$8.8 billion R&D spending spree may soon end

Led by a $6 billion investment from Nortel Networks, research and development spending in the Canadian IT industry grew to $8.8 billion last year, a 29 per cent increase from 1999, according to a new report

But when the 2001 numbers arrive – look out.

“What we’re seeing in the IT sector generally is that [2000] was an absolutely incredible year. The bad news is that it’s a very fragile picture . . . next year we may see a really precipitous decline,” said Ron Freedman, Toronto-based president of Research Infosource, which prepared the report.

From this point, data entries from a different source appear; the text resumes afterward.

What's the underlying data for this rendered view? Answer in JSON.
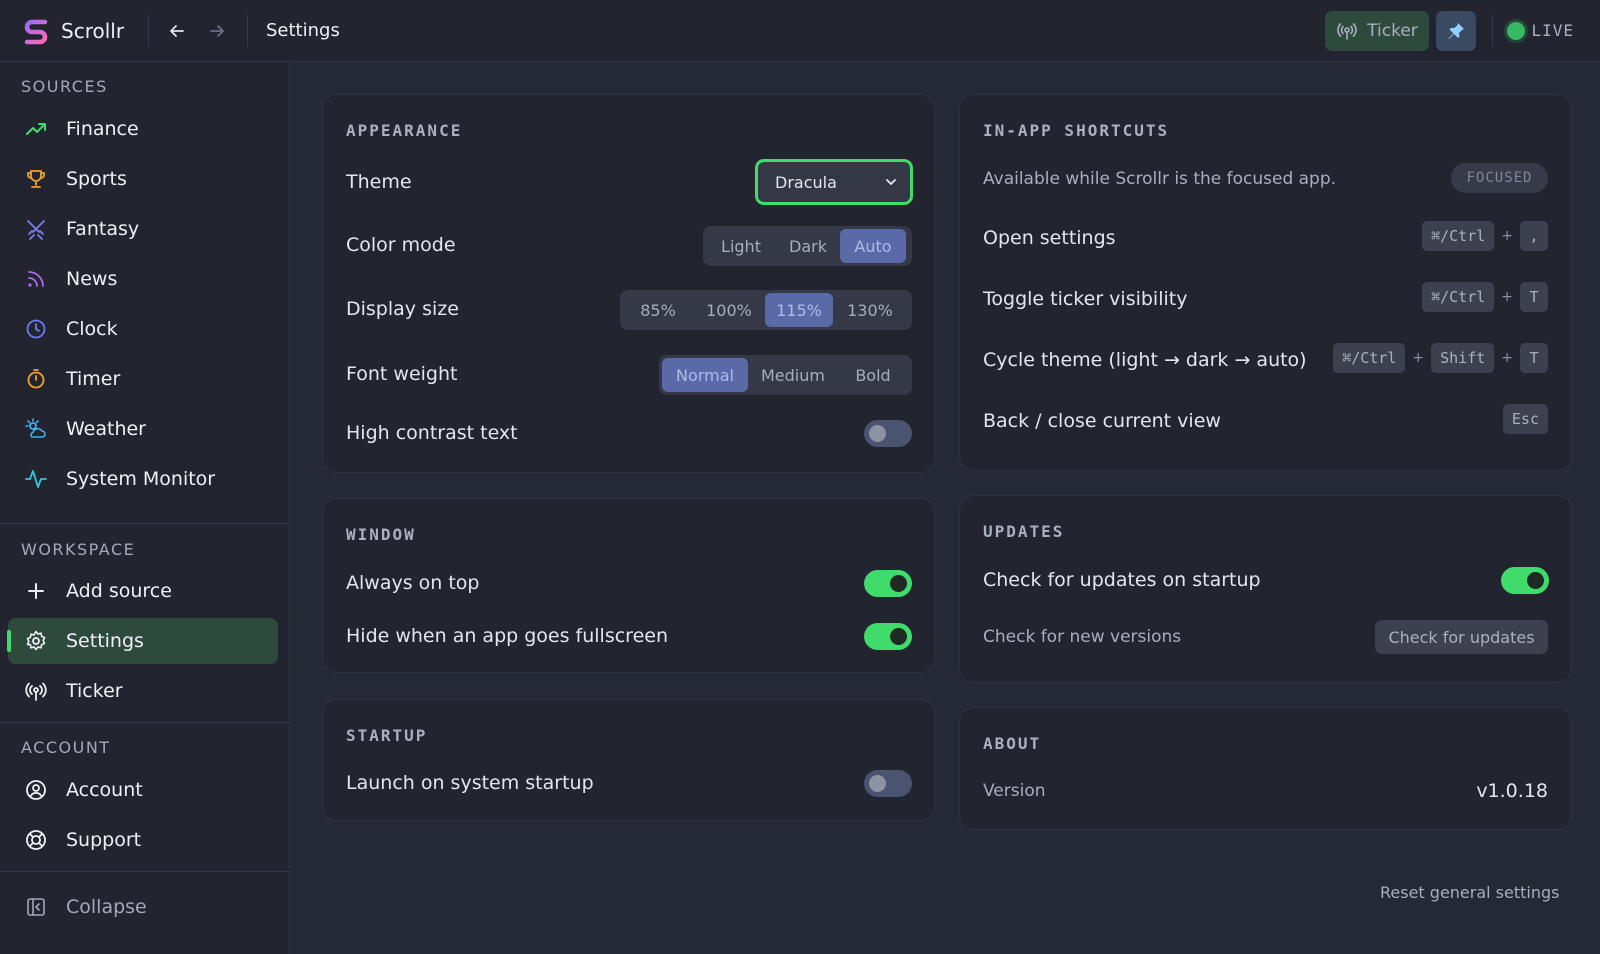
{
  "app": {
    "name": "Scrollr"
  },
  "header": {
    "title": "Settings",
    "ticker_label": "Ticker",
    "live_label": "LIVE"
  },
  "sidebar": {
    "sources_label": "SOURCES",
    "sources": [
      {
        "label": "Finance",
        "icon": "trending-up-icon"
      },
      {
        "label": "Sports",
        "icon": "trophy-icon"
      },
      {
        "label": "Fantasy",
        "icon": "swords-icon"
      },
      {
        "label": "News",
        "icon": "rss-icon"
      },
      {
        "label": "Clock",
        "icon": "clock-icon"
      },
      {
        "label": "Timer",
        "icon": "timer-icon"
      },
      {
        "label": "Weather",
        "icon": "weather-icon"
      },
      {
        "label": "System Monitor",
        "icon": "activity-icon"
      }
    ],
    "workspace_label": "WORKSPACE",
    "workspace": [
      {
        "label": "Add source",
        "icon": "plus-icon"
      },
      {
        "label": "Settings",
        "icon": "gear-icon",
        "active": true
      },
      {
        "label": "Ticker",
        "icon": "broadcast-icon"
      }
    ],
    "account_label": "ACCOUNT",
    "account": [
      {
        "label": "Account",
        "icon": "user-circle-icon"
      },
      {
        "label": "Support",
        "icon": "lifebuoy-icon"
      }
    ],
    "collapse_label": "Collapse"
  },
  "appearance": {
    "title": "APPEARANCE",
    "theme_label": "Theme",
    "theme_value": "Dracula",
    "color_mode_label": "Color mode",
    "color_modes": [
      "Light",
      "Dark",
      "Auto"
    ],
    "color_mode_selected": "Auto",
    "display_size_label": "Display size",
    "display_sizes": [
      "85%",
      "100%",
      "115%",
      "130%"
    ],
    "display_size_selected": "115%",
    "font_weight_label": "Font weight",
    "font_weights": [
      "Normal",
      "Medium",
      "Bold"
    ],
    "font_weight_selected": "Normal",
    "high_contrast_label": "High contrast text",
    "high_contrast_on": false
  },
  "window": {
    "title": "WINDOW",
    "always_on_top_label": "Always on top",
    "always_on_top_on": true,
    "hide_fullscreen_label": "Hide when an app goes fullscreen",
    "hide_fullscreen_on": true
  },
  "startup": {
    "title": "STARTUP",
    "launch_label": "Launch on system startup",
    "launch_on": false
  },
  "shortcuts": {
    "title": "IN-APP SHORTCUTS",
    "subtitle": "Available while Scrollr is the focused app.",
    "badge": "FOCUSED",
    "items": [
      {
        "label": "Open settings",
        "keys": [
          "⌘/Ctrl",
          ","
        ]
      },
      {
        "label": "Toggle ticker visibility",
        "keys": [
          "⌘/Ctrl",
          "T"
        ]
      },
      {
        "label": "Cycle theme (light → dark → auto)",
        "keys": [
          "⌘/Ctrl",
          "Shift",
          "T"
        ]
      },
      {
        "label": "Back / close current view",
        "keys": [
          "Esc"
        ]
      }
    ]
  },
  "updates": {
    "title": "UPDATES",
    "check_startup_label": "Check for updates on startup",
    "check_startup_on": true,
    "check_new_label": "Check for new versions",
    "check_button": "Check for updates"
  },
  "about": {
    "title": "ABOUT",
    "version_label": "Version",
    "version_value": "v1.0.18"
  },
  "footer": {
    "reset_label": "Reset general settings"
  },
  "colors": {
    "accent_green": "#3fdb6b",
    "selected_segment": "#5a6aa8",
    "background": "#252835",
    "panel": "#22252f"
  }
}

This fragility results partly from the general economic slowdown that had not yet shown up in 2000’s figures. However, Freedman also attributes it to Nortel’s dominance, and the ripple effect created throughout the whole Canadian IT industry by the company’s well-documented troubles.

“I’ve already seen a report in print to the effect that Nortel is planning on shrinking its (R&D) spending from roughly $6 billion this year, to $4 billion next year. So that in itself is going to take a huge amount of money off next year’s total,” Freedman said.

Besides Nortel, some other big R&D spenders identified in the report were telecommunications companies Ericsson Canada ($237M) and JDS Uniphase, Geac ($120M), Cognos ($80M), and Corel ($65M) in software and computer services, and PMC Sierra ($203M) in electronic parts and components.

By province, R&D spending by B..C companies experienced the highest rate of growth at 73 per cent, followed by Ontario at 30 per cent and Alberta at 16 per cent.

According to the report, Vancouver-based Creo Products Inc., a supplier of prepress printing and graphic arts software and hardware, posted one of the largest year-over-year increases in R&D spending.

The $100 million Creo spent in 2000 was more than double the previous year’s expenditure, partly due to its acquisition of Scitex, an R&D-heavy Israeli company, said Rochelle van Halm, a company spokesperson.

As a result of Creo’s nine-figure investment, customers can expect to see new software that allows the proofing of very large graphics files over the Internet, new kinds of printers, and improvements in computer-to-plate technology and direct-offset printing, van Halm said.

Mindful of the industry-wide slowdown, van Halm explained that since Creo, like most technology companies, lives or dies by its “new and improved” products, she doesn’t anticipate any significant changes in the company’s research expenditures.

Although Freedman said that a drop in spending for next year is almost a certainty, he agreed that when IT firms fall on hard times new product development is often the last area on the chopping block.

“What we find is that companies try as much as they can to preserve their R&D spending because they recognize its importance for the long-term future of the company,” he said.